All of the benchmarked code can be found in the [JuliaActuary Learn repository](https://github.com/JuliaActuary/Learn/tree/master/Benchmarks/irr). Please file an issue or submit a PR request there for issues/suggestions.
## Black-Scholes-Merton European Option Pricing
**Task:** calculate the price of a vanilla european call option using the Black-Scholes-Merton formula.
\begin{align}
C(S_t, t) &= N(d_1)S_t - N(d_2)Ke^{-r(T - t)} \\
d_1 &= \frac{1}{\sigma\sqrt{T - t}}\left[\ln\left(\frac{S_t}{K}\right) + \left(r + \frac{\sigma^2}{2}\right)(T - t)\right] \\
d_2 &= d_1 - \sigma\sqrt{T - t}
\end{align}
### Benchmarks
```plaintext
Times are in nanoseconds:
┌──────────┬─────────┬─────────────┬───────────────┐
│ Language │ Median │ Mean │ Relative Mean │
├──────────┼─────────┼─────────────┼───────────────┤
│ Python │ missing │ 817000.0 │ 19926.0 │
│ R │ 3649.0 │ 3855.2 │ 92.7 │
│ Julia │ 41.0 │ 41.6 │ 1.0 │
└──────────┴─────────┴─────────────┴───────────────┘
```
### Discussion
Julia is nearly 20,000 times faster than Python, and two orders of magnitude faster than R.
## Other benchmarks
These benchmarks have been performed by others, but provide relevant information for actuarial-related work:
- [H2Oai DataFrames/Database-like Operations](https://h2oai.github.io/db-benchmark/)
- [Reading CSVs](https://juliacomputing.com/blog/2020/06/fast-csv/)
## Colophone
### Code
All of the benchmarked code can be found in the [JuliaActuary Learn repository](https://github.com/JuliaActuary/Learn/tree/master/Benchmarks/).

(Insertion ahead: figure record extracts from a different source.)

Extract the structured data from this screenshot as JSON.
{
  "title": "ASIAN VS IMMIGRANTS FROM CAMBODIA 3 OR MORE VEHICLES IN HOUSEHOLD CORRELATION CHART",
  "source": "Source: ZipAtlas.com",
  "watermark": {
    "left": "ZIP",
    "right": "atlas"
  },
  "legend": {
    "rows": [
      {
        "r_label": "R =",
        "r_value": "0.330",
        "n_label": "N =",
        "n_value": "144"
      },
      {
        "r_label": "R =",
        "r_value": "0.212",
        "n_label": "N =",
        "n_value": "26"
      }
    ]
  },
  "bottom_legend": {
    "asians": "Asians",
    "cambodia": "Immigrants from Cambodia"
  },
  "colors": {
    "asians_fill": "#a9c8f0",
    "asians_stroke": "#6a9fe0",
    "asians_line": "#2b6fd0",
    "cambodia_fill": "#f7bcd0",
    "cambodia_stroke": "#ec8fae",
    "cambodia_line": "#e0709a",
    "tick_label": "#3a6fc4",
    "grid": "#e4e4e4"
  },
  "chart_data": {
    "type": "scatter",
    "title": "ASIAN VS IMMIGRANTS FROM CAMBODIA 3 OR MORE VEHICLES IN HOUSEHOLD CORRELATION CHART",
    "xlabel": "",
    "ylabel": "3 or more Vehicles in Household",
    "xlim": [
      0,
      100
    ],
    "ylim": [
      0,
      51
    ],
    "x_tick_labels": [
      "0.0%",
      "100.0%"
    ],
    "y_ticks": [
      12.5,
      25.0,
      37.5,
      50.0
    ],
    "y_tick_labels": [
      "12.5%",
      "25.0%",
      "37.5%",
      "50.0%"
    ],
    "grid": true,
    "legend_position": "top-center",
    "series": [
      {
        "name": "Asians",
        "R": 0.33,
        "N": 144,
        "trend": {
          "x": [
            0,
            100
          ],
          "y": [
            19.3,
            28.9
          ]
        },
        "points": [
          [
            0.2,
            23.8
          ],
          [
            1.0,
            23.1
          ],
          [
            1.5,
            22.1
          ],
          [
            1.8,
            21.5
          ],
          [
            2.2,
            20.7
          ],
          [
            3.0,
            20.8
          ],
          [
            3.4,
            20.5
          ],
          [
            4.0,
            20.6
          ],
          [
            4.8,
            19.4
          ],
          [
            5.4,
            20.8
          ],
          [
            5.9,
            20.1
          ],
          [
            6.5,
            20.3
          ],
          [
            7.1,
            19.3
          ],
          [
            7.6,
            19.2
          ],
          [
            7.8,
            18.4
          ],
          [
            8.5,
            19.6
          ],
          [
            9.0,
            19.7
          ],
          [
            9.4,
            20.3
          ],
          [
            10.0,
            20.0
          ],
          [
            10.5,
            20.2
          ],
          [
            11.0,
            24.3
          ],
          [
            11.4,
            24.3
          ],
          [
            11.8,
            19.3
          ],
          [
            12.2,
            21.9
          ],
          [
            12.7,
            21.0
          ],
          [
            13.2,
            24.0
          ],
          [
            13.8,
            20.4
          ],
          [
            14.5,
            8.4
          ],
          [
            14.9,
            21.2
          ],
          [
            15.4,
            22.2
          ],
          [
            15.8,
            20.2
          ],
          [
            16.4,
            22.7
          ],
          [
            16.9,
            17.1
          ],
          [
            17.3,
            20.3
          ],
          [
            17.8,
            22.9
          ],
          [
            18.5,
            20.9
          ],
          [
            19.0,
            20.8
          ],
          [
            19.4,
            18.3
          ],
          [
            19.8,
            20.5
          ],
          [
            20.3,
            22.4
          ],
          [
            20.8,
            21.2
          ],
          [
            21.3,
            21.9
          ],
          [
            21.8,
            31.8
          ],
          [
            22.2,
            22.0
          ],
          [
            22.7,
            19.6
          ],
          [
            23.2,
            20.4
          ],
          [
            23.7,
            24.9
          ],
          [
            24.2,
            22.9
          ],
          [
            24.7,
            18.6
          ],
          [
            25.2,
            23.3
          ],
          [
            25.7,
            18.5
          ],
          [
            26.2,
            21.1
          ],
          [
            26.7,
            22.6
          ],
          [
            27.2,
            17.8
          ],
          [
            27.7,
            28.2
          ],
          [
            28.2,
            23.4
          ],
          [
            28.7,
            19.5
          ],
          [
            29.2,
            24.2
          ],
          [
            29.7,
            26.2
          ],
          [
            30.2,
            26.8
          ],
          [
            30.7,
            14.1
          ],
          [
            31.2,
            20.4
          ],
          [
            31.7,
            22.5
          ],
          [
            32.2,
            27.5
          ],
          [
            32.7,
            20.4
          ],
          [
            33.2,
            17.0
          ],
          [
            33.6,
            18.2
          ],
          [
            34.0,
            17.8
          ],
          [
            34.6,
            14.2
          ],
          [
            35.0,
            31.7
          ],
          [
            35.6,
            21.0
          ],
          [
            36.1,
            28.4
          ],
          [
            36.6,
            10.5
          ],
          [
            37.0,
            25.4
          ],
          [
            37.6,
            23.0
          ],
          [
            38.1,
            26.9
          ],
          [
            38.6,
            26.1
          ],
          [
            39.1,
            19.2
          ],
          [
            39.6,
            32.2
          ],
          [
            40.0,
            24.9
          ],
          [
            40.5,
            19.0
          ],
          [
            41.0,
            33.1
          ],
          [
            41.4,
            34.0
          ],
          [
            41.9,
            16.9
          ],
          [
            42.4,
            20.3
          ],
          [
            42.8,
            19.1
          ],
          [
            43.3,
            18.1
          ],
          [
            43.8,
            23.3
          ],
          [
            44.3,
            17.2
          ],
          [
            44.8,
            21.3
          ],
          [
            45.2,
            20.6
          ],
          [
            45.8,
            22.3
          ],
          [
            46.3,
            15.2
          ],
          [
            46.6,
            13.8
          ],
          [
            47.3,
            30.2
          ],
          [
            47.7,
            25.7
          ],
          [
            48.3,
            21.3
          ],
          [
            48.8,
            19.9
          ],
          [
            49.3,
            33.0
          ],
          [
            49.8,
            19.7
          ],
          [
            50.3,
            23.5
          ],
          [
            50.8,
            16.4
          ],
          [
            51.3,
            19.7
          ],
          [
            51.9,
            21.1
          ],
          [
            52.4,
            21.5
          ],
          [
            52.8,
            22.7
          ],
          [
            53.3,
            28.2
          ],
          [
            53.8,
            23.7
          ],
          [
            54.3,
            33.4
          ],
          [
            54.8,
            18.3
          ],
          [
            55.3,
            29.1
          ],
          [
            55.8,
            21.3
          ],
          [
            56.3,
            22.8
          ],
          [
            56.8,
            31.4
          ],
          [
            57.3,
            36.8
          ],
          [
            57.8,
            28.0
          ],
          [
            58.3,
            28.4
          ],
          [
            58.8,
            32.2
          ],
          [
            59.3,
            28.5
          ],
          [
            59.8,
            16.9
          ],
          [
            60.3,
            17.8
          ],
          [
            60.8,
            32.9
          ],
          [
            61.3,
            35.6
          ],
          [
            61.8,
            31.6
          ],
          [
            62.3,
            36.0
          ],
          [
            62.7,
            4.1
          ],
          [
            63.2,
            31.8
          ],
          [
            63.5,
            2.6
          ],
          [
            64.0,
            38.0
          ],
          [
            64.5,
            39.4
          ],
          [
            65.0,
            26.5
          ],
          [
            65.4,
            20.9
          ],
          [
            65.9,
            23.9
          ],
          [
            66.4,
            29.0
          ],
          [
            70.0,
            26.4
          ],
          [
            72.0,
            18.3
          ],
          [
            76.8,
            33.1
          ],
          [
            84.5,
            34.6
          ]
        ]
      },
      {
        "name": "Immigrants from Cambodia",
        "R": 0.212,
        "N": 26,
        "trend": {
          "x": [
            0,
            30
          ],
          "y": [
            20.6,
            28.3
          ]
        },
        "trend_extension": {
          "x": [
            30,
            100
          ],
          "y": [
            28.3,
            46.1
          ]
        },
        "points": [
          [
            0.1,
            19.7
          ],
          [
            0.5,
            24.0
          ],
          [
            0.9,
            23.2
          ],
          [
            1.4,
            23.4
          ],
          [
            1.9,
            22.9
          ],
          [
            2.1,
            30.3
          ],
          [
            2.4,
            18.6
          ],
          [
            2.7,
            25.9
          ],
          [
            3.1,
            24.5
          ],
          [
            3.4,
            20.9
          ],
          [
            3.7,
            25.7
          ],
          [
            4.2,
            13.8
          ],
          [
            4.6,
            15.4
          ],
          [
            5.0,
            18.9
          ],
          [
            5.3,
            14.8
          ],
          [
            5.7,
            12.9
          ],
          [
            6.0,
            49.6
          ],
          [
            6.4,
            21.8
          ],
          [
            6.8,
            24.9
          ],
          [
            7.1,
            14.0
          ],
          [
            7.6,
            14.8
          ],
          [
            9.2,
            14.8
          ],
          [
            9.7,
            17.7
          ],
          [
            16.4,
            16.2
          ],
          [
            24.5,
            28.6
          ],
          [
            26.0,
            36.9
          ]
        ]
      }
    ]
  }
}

Please file an issue or submit a PR request there for issues/suggestions.
## Footnotes
[^1] If benchmarking memoization, it's essentially benchmarking how long it takes to perform hashing in a language. While interesting, especially in the context of [incremental computing](https://scattered-thoughts.net/writing/an-opinionated-map-of-incremental-and-streaming-systems), it's not the core issue at hand. Incremental computing libraries exist for all of the modern languages discussed here.
[^2] Note that not all languages have both a mean and median result in their benchmarking libraries. Mean is a better representation for a garbage-collected modern language, because sometimes the computation just takes longer than the median result. Where the mean is not available in the graph below, median is substituted.